TOKYO -- Mitsubishi Heavy Industries and Hitachi are poised to settle a dispute over losses related to coal-fired power plants in South Africa, Nikkei has learned, looking to put the yearslong battle behind them as both industrial groups restructure.
Mitsubishi Heavy had demanded that Hitachi shoulder nearly 91 billion rand ($6.3 billion at current rates) in cost overruns for boiler contracts held by a joint venture between the two Japanese companies.
After arbitration, Mitsubishi Heavy has in effect agreed to accept a smaller compensation. The figure is likely to total roughly $4.6 billion in an arrangement that includes Hitachi ceding shares in the venture to its partner.
The proposed settlement, which the boards of the two companies are expected to approve by Wednesday, should let both sides focus more on shifting to new growth strategies.
The losses stem from the troubled construction of the Medupi and Kusile coal power plants for South African state utility Eskom.
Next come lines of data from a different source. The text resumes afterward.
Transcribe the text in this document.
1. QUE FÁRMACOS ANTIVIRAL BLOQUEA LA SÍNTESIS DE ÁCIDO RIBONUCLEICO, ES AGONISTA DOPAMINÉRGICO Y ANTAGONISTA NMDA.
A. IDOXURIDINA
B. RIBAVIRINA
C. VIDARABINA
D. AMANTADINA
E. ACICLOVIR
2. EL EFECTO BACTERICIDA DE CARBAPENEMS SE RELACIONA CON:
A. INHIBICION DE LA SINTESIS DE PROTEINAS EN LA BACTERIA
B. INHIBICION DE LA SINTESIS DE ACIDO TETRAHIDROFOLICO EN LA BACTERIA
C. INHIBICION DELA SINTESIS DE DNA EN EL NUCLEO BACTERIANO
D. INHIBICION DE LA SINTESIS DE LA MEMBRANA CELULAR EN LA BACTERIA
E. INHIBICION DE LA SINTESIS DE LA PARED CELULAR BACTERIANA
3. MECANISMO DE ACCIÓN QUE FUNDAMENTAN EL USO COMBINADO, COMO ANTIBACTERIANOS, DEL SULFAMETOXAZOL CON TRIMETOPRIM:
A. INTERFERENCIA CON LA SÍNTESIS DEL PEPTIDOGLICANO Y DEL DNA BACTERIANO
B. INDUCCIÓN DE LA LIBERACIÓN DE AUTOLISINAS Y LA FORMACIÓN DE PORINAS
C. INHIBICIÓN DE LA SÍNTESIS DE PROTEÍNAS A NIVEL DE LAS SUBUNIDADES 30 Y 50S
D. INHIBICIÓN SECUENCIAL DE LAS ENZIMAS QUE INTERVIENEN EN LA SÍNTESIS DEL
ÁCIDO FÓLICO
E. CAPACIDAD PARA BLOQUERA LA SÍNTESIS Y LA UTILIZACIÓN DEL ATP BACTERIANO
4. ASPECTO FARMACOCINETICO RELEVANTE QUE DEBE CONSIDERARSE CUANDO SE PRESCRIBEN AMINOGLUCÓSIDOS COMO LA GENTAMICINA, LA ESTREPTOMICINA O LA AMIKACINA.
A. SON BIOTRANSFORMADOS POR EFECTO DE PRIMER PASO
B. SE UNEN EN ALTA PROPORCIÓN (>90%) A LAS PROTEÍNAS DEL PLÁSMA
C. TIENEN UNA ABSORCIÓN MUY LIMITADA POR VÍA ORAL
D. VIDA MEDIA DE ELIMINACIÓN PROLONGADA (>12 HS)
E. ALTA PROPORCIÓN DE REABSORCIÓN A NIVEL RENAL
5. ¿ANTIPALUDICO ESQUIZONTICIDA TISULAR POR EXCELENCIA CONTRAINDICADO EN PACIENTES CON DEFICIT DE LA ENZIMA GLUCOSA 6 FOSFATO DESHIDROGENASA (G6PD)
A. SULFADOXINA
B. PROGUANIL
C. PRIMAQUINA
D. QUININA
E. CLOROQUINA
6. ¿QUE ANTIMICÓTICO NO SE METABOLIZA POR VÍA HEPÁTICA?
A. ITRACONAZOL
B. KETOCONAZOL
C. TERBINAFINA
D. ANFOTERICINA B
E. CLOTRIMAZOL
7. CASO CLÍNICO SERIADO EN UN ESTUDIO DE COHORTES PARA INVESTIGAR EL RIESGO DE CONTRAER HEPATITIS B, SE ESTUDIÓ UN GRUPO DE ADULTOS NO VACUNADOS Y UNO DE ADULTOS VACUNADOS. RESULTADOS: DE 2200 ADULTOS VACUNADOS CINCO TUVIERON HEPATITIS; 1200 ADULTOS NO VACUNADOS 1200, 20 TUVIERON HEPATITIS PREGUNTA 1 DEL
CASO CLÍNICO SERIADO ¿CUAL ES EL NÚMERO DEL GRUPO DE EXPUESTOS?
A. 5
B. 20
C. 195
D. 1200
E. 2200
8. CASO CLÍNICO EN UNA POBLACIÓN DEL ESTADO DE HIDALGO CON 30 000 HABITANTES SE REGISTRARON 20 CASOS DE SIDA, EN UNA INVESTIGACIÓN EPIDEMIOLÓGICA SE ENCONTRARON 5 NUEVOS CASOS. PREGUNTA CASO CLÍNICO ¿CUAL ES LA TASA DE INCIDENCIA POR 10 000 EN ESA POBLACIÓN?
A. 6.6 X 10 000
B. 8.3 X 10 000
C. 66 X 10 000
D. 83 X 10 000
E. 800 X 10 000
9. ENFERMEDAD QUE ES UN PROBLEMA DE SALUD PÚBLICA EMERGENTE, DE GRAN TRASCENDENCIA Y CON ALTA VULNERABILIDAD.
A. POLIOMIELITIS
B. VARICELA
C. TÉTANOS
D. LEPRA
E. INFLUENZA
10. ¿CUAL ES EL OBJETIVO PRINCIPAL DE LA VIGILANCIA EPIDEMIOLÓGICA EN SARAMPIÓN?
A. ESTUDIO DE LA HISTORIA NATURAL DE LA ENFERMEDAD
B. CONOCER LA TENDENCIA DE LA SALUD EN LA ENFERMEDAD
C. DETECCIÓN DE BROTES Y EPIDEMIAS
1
The South African projects were initially handled by Hitachi and later taken over by Mitsubishi Hitachi Power Systems, a joint venture established in 2014 through the merger of the two companies' thermal power equipment operations. Mitsubishi owns 65% of the venture, with Hitachi holding the rest.
The orders, initially estimated at roughly 570 billion yen ($5.2 billion at current rates), faced major delays as a result of local labor disputes and other problems. Construction costs also ballooned beyond Hitachi's original projection.
Mitsubishi Heavy faulted Hitachi's initial contract terms and schedule management and argued that its partner should bear all the additional costs. Hitachi insisted that losses incurred after the joint venture's creation be shouldered by both companies in proportion to their ownership stakes. Mitsubishi Heavy sought arbitration in July 2017.
Totaling 9,600 MW of capacity, the two plants are equipped with boilers that are "more efficient power generation than conventional coal-fired systems, resulting in a significant reduction in carbon dioxide emissions," according to the joint venture.
Japan has faced international criticism, including at the recent COP25 United Nations climate change summit, for continuing to build coal-burning power plants at home and abroad, even as other major economies abandon this fossil fuel.